Its sister brand Madewell has had a completely opposite trajectory. Sales are soaring, to the point that J.Crew even started putting Madewell boutiques inside its own existing stores to attract customers. The company recently appointed a CEO of its own to lead Madewell, as opposed to relying on J.Crew leadership.
Now, J.Crew might decide to spin off Madewell as its own company.
In a statement released Thursday, parent company J.Crew Group announced it is considering an initial public offering for Madewell. By separating its more successful brand from its struggling one, the company would be able to use the IPO money to pay off J.Crew’s nearly $2 billion in debt.
”We believe a potential IPO of Madewell, which had another record year of performance in 2018, could unlock significant value and generate meaningful proceeds that would strengthen our balance sheet,” said Michael Nicholson, the company’s interim CEO.
Vox reached out to J.Crew for comment and did not immediately hear back.
J.Crew wouldn’t be the only company to be outshined by another brand in its parent company’s portfolio. Earlier this year, Gap announced it would split in two, spinning Old Navy off as its own company. (Gap, and other brands like Athleta and Banana Republic will remain a different company, currently referred to as NewCo.)
Similarly to J.Crew, the Gap brand has been facing declining profits as a result of customer disinterest and the high cost of operating too many stores. Meanwhile, Old Navy has risen as the strongest brand in the Gap Inc. portfolio because of its sharp focus on targeting shoppers on a budget, per CNBC.
Madewell has also found success by focusing on a very specific type of shopper — the type that loves denim, boho dresses, and minimalist footwear. Its catalog of “tomboyish, Francoise Hardy-feeling closet staples,” as its style was aptly described by Fashionista, has been winning the attention (and wallets) of shoppers for years now. As former head designer Somsack Sikhounmuong told Racked back in 2015, Madewell makes the “kinds of things you’d save and wear as you got older.”

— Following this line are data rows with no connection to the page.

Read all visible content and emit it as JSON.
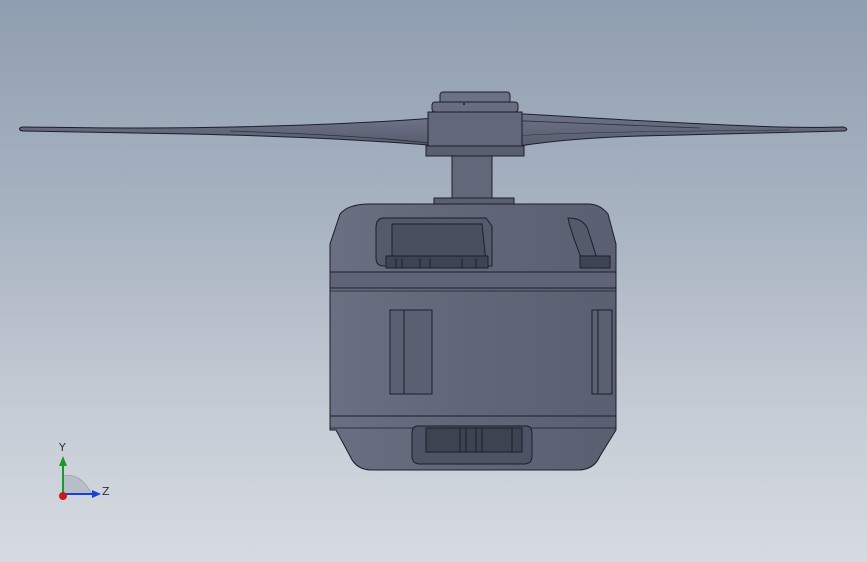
{
  "viewport": {
    "background_top": "#8f9eb0",
    "background_bottom": "#d6dbe1"
  },
  "model": {
    "name_icon": "motor-propeller-model",
    "body_color": "#62677a",
    "edge_color": "#1c1f28",
    "shade_color": "#4d5264"
  },
  "triad": {
    "y_label": "Y",
    "z_label": "Z",
    "y_color": "#1a9a2c",
    "z_color": "#1b3fd6",
    "x_color": "#c81a1a"
  }
}
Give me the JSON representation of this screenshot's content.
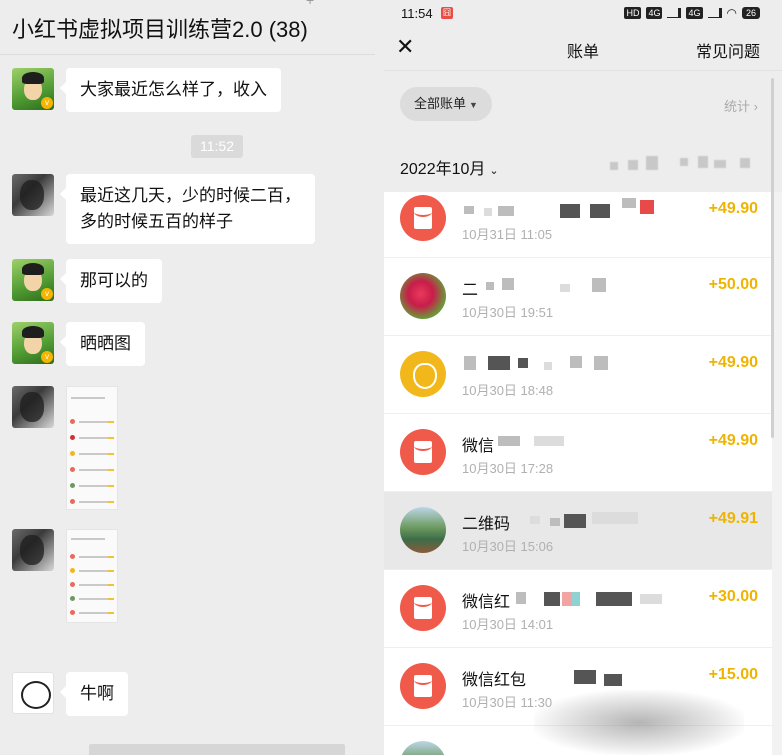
{
  "chat": {
    "title": "小红书虚拟项目训练营2.0 (38)",
    "time_separator": "11:52",
    "messages": [
      {
        "text": "大家最近怎么样了，收入"
      },
      {
        "text_line1": "最近这几天，少的时候二百，",
        "text_line2": "多的时候五百的样子"
      },
      {
        "text": "那可以的"
      },
      {
        "text": "晒晒图"
      },
      {
        "text": "牛啊"
      }
    ],
    "badge_letter": "v"
  },
  "bill": {
    "statusbar": {
      "time": "11:54",
      "hd": "HD",
      "sig1": "4G",
      "sig2": "4G",
      "battery": "26"
    },
    "nav": {
      "title": "账单",
      "help": "常见问题",
      "close_symbol": "✕"
    },
    "filter": {
      "pill_label": "全部账单",
      "stats_label": "统计"
    },
    "month": {
      "label": "2022年10月"
    },
    "transactions": [
      {
        "title": "",
        "date": "10月31日 11:05",
        "amount": "+49.90",
        "icon": "redpacket-icon"
      },
      {
        "title": "二",
        "date": "10月30日 19:51",
        "amount": "+50.00",
        "icon": "flower-avatar-icon"
      },
      {
        "title": "",
        "date": "10月30日 18:48",
        "amount": "+49.90",
        "icon": "moneybag-icon"
      },
      {
        "title": "微信",
        "date": "10月30日 17:28",
        "amount": "+49.90",
        "icon": "redpacket-icon"
      },
      {
        "title": "二维码",
        "date": "10月30日 15:06",
        "amount": "+49.91",
        "icon": "landscape-avatar-icon"
      },
      {
        "title": "微信红",
        "date": "10月30日 14:01",
        "amount": "+30.00",
        "icon": "redpacket-icon"
      },
      {
        "title": "微信红包",
        "date": "10月30日 11:30",
        "amount": "+15.00",
        "icon": "redpacket-icon"
      }
    ],
    "accent_color": "#f0b400",
    "redpacket_color": "#ef5a4b"
  }
}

Madewell, to be sure, is much smaller than J.Crew. It has 120 stores, and is also sold in Nordstrom. (J.Crew has more than 500 stores, although it’s been quietly closing locations.) But Madewell is slowly catching up, sales-wise, and might eventually surpass J.Crew. Madewell made $529 million last year, per the New York Times, while J.Crew earned $1.8 billion in revenue last year — in a shrinking sales trend, as it made $2.2 billion four years earlier.
While Madewell has been leaning into its success, launching its first menswear line in September, J.Crew has spent years struggling with an existential crisis. The company was once treasured as a classic American brand, but isolated many shoppers when former creative director Jenna Lyons took a trendier (and higher-end) approach. In 2017, former J.Crew CEO Mickey Drexler admitted to the Wall Street Journal that it “became a little too elitist in our attitude. We gave a perception of being a higher-priced company than we were — in our catalog, online, and in our general presentation. … Very big mistake.”
In its most recent attempt at a relaunch, J.Crew tried to focus less on prep and more on lowering prices. But sales are still shrinking, and the deadline to pay back its debt is slowly approaching. Spinning off Madewell might be its only viable option. As critics have noted in the past, saving J.Crew might be too difficult at this point.
This might be good news for Madewell fans: that the beloved brand could turn into a company of its own, as opposed to being overshadowed by a sister brand saddled with debt, means Madewell might get more focus and attention. Bring on the boyfriend denim and clunky mules.